The final part of the bullying program dealt with cyber-bullying. It taught students how to protect themselves from incidents of bullying online and bullying when it came to cell phone use. The students also took a post bullying test for them to recall some of the material they had learned from the three part program.
Dranschak also said that she has worked to make sure that students know where her office is and how to contact her when the need arises. Board president Dave Harper asked if Dranschak had seen any improvement in student behavior or any drop in the amount of bullying incidents since the program was completed.
“I try to model the behavior that I want the students to exhibit,” Dranschak said. “So, I say Hi to everyone in the halls and ask how they are. I’ve noticed that the kids are acting a lot nicer to one another. They are saying Hi to each other and saying things like that’s a nice outfit you have on today.”
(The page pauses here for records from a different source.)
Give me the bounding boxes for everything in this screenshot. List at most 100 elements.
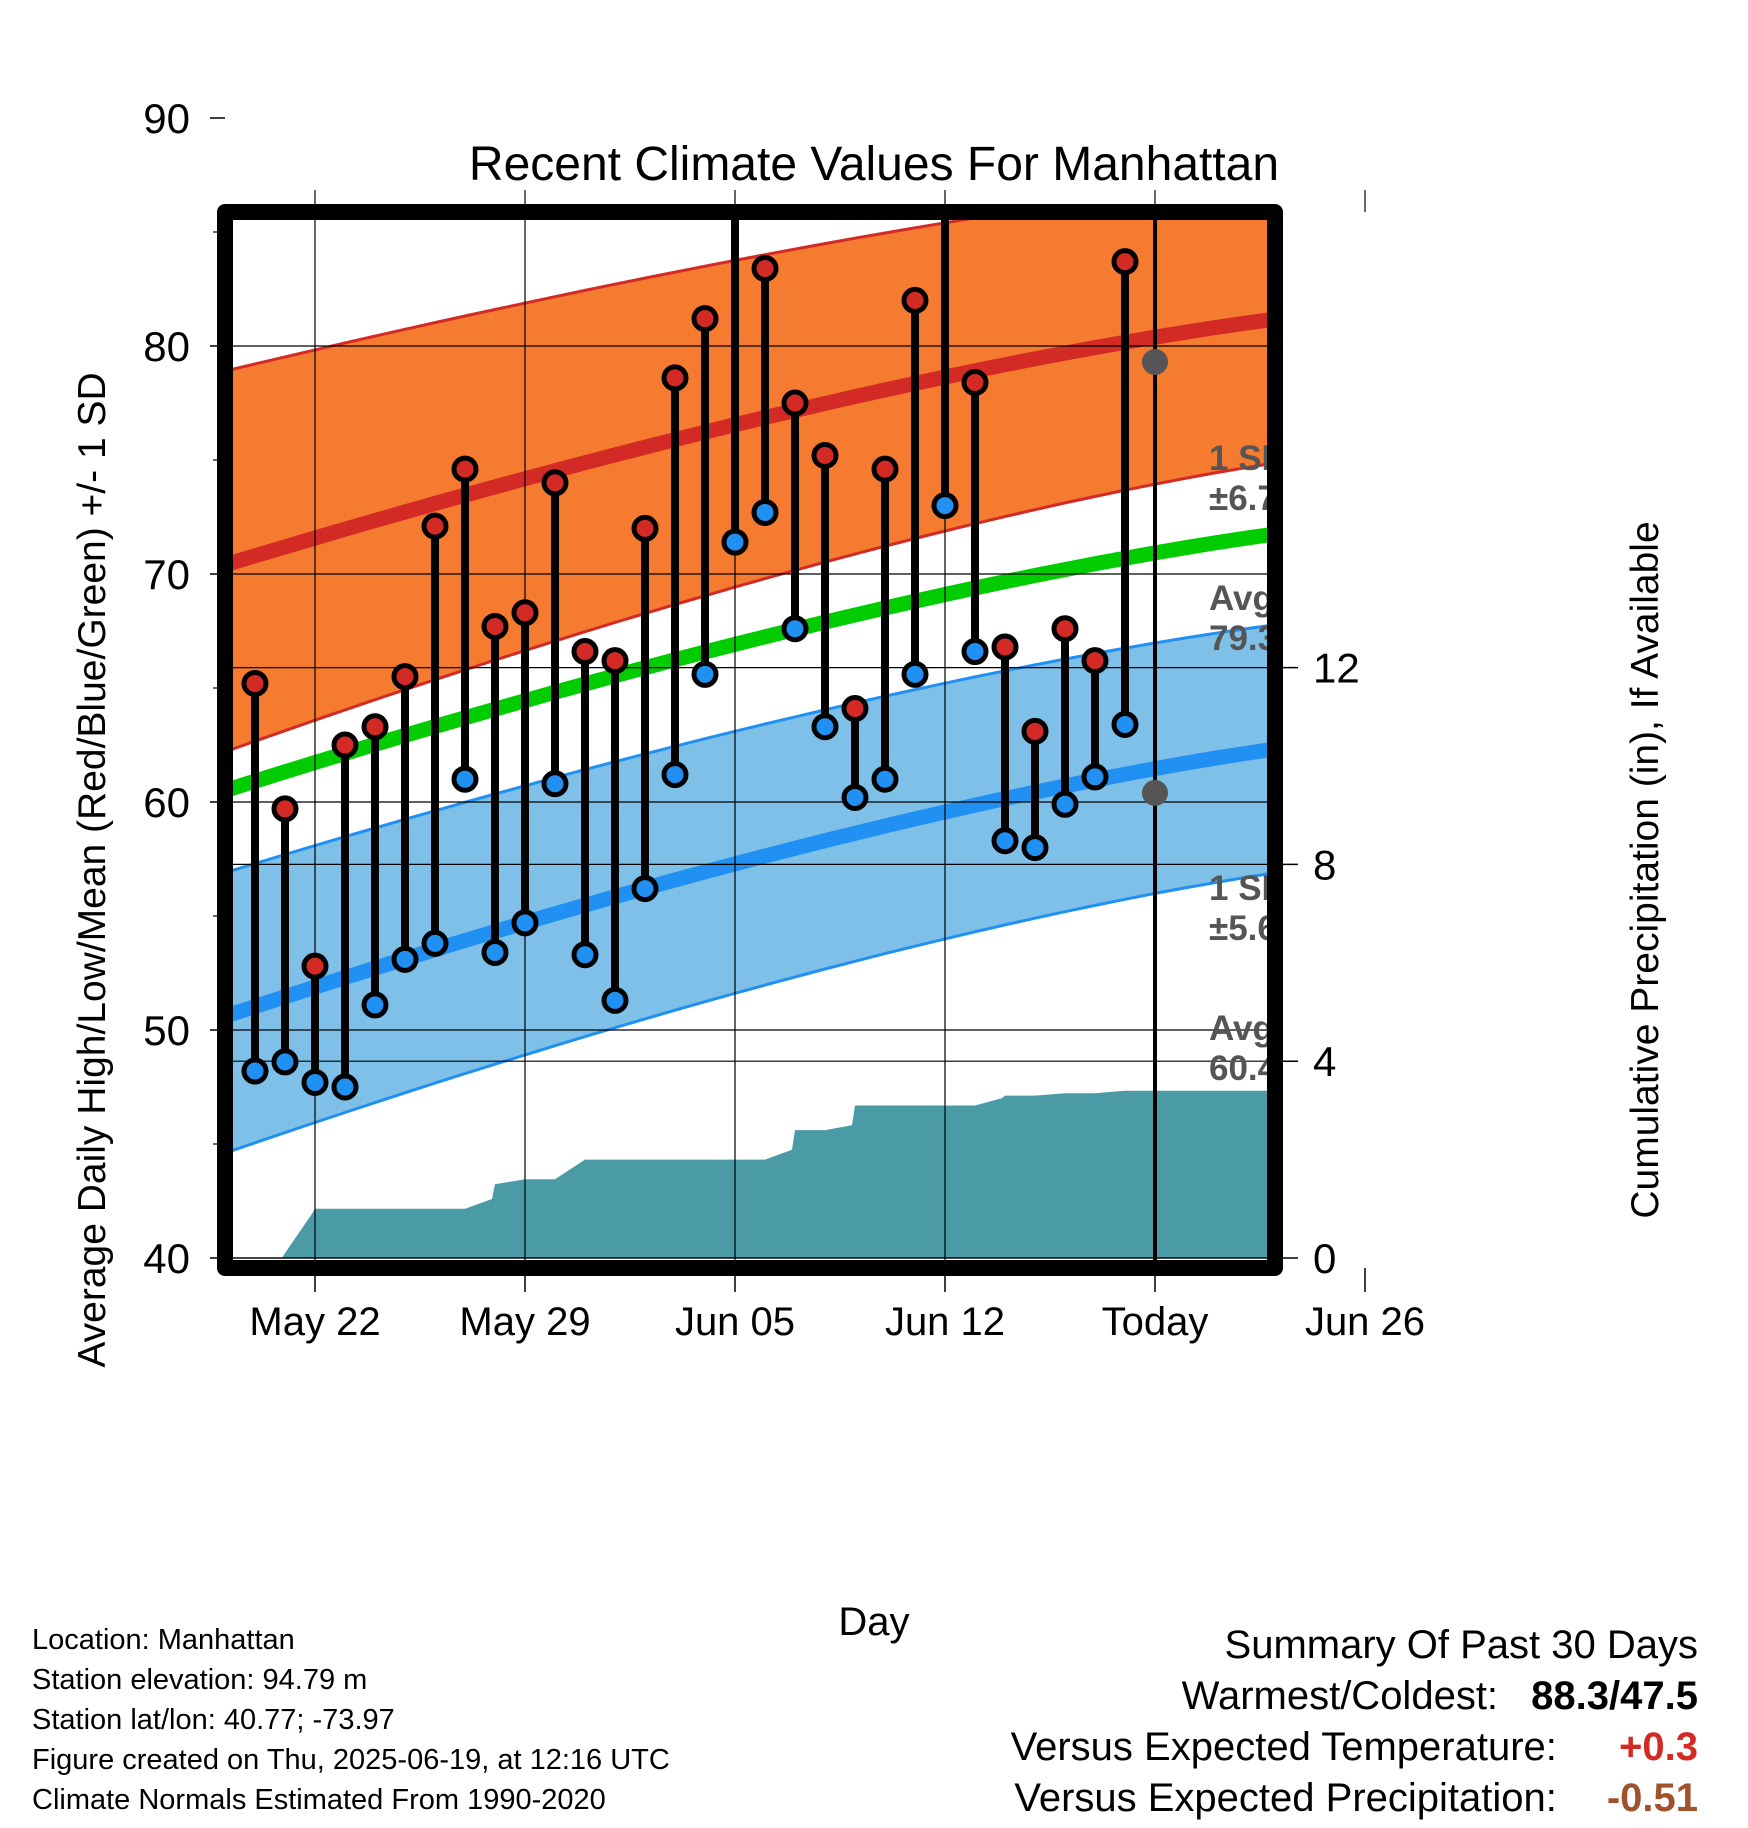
low-temp-point <box>1021 834 1049 862</box>
plot-content: 1 SD: ±6.7°F Avg: 79.3°F 1 SD: ±5.6°F Avg: 60.4… <box>225 212 1313 1463</box>
y-axis-label-right: Cumulative Precipitation (in), If Availa… <box>1624 521 1667 1218</box>
high-temp-point <box>781 389 809 417</box>
low-temp-point <box>361 991 389 1019</box>
y-tick-label: 70 <box>143 551 190 598</box>
low-temp-point <box>331 1073 359 1101</box>
high-sd-annotation: 1 SD: ±6.7°F <box>1209 439 1312 518</box>
x-tick-label: Jun 12 <box>885 1300 1005 1344</box>
y2-tick-label: 12 <box>1313 645 1360 692</box>
low-temp-point <box>841 783 869 811</box>
high-temp-point <box>241 669 269 697</box>
low-temp-point <box>271 1048 299 1076</box>
low-temp-point <box>991 827 1019 855</box>
low-temp-point <box>541 770 569 798</box>
low-temp-point <box>901 660 929 688</box>
low-temp-point <box>301 1068 329 1096</box>
high-temp-point <box>481 612 509 640</box>
high-temp-point <box>601 647 629 675</box>
x-tick-label: Today <box>1102 1300 1209 1344</box>
low-temp-point <box>451 765 479 793</box>
precip-label: Versus Expected Precipitation: <box>1014 1776 1557 1820</box>
warmest-label: Warmest/Coldest: <box>1181 1674 1499 1718</box>
station-info: Location: Manhattan Station elevation: 9… <box>32 1620 670 1820</box>
low-temp-point <box>661 761 689 789</box>
low-temp-point <box>811 713 839 741</box>
low-temp-point <box>571 941 599 969</box>
high-temp-point <box>751 254 779 282</box>
window-annotation: 30 Days <box>1203 1384 1287 1463</box>
summary-panel: Summary Of Past 30 Days Warmest/Coldest:… <box>1011 1620 1698 1824</box>
high-temp-point <box>1081 647 1109 675</box>
high-temp-point <box>841 695 869 723</box>
low-normal-line <box>225 741 1275 1024</box>
high-temp-point <box>271 795 299 823</box>
low-temp-point <box>601 986 629 1014</box>
normals-text: Climate Normals Estimated From 1990-2020 <box>32 1784 606 1816</box>
high-temp-point <box>1111 248 1139 276</box>
y-tick-label: 40 <box>143 1235 190 1282</box>
warmest-row: Warmest/Coldest: 88.3/47.5 <box>1011 1671 1698 1722</box>
temp-label: Versus Expected Temperature: <box>1010 1725 1557 1769</box>
precip-area <box>225 1090 1275 1258</box>
low-temp-point <box>511 909 539 937</box>
precip-row: Versus Expected Precipitation: -0.51 <box>1011 1773 1698 1824</box>
x-tick-label: Jun 05 <box>675 1300 795 1344</box>
low-temp-point <box>481 938 509 966</box>
y-tick-label: 90 <box>143 95 190 142</box>
high-temp-point <box>421 512 449 540</box>
elevation-text: Station elevation: 94.79 m <box>32 1664 368 1696</box>
high-temp-point <box>361 713 389 741</box>
high-temp-point <box>631 514 659 542</box>
y2-tick-label: 8 <box>1313 841 1336 888</box>
plot-area: 1 SD: ±6.7°F Avg: 79.3°F 1 SD: ±5.6°F Avg: 60.4… <box>143 95 1425 1463</box>
high-temp-point <box>301 952 329 980</box>
y-tick-label: 50 <box>143 1007 190 1054</box>
high-temp-point <box>451 455 479 483</box>
low-temp-point <box>691 660 719 688</box>
high-temp-point <box>991 633 1019 661</box>
high-temp-point <box>511 599 539 627</box>
low-temp-point <box>931 492 959 520</box>
low-temp-point <box>871 765 899 793</box>
y-tick-label: 80 <box>143 323 190 370</box>
low-avg-annotation: Avg: 60.4°F <box>1209 1009 1313 1088</box>
high-temp-point <box>391 663 419 691</box>
y2-tick-label: 0 <box>1313 1235 1336 1282</box>
low-temp-point <box>1051 790 1079 818</box>
low-sd-annotation: 1 SD: ±5.6°F <box>1209 869 1312 948</box>
low-temp-point <box>1111 710 1139 738</box>
high-temp-point <box>661 364 689 392</box>
x-axis-label: Day <box>838 1600 909 1644</box>
summary-title: Summary Of Past 30 Days <box>1224 1623 1698 1667</box>
high-temp-point <box>571 638 599 666</box>
today-low-avg-marker <box>1142 779 1168 806</box>
low-temp-point <box>721 528 749 556</box>
high-avg-annotation: Avg: 79.3°F <box>1209 579 1313 658</box>
low-temp-point <box>751 498 779 526</box>
high-temp-point <box>811 441 839 469</box>
high-temp-point <box>691 305 719 333</box>
low-temp-point <box>961 638 989 666</box>
high-temp-point <box>1021 717 1049 745</box>
high-temp-point <box>871 455 899 483</box>
latlon-text: Station lat/lon: 40.77; -73.97 <box>32 1704 395 1736</box>
high-temp-point <box>541 469 569 497</box>
low-temp-point <box>241 1057 269 1085</box>
chart-title: Recent Climate Values For Manhattan <box>469 138 1279 191</box>
x-tick-label: May 22 <box>249 1300 380 1344</box>
plot-frame <box>217 204 1283 1276</box>
temp-row: Versus Expected Temperature: +0.3 <box>1011 1722 1698 1773</box>
high-temp-point <box>901 286 929 314</box>
low-sd-band <box>225 623 1275 1155</box>
warmest-value: 88.3/47.5 <box>1531 1674 1698 1718</box>
y2-tick-label: 4 <box>1313 1038 1336 1085</box>
temp-value: +0.3 <box>1619 1725 1698 1769</box>
y-axis-label-left: Average Daily High/Low/Mean (Red/Blue/Gr… <box>71 372 114 1367</box>
x-tick-label: May 29 <box>459 1300 590 1344</box>
low-temp-point <box>421 929 449 957</box>
low-temp-point <box>1081 763 1109 791</box>
high-temp-point <box>961 368 989 396</box>
high-temp-point <box>331 731 359 759</box>
low-temp-point <box>781 615 809 643</box>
She also explained that the middle school has instituted the Roughrider Virtue awards for students. Any student who is witnessed by a staff member demonstrating one or more Roughrider Virtues can receive the recognition. Roughrider Virtues cover such things as honesty, caring, integrity, peace making, friendly, kind, diligent and respectful behaviors. Once a student has been recognized for one of the Roughrider Virtues the student receives a Roughrider locker tag recognizing their accomplishment and a note is sent home to inform their parents of their child’s recognition.
The middle school students also raised $337.75 from the recent Spirit Day event. The students will use $150 of the funds to prepare and serve a meal to families using the Ronald McDonald House at Children’s Hospital in Columbus and the rest will be used to purchase gift cards to help with the community toy drive.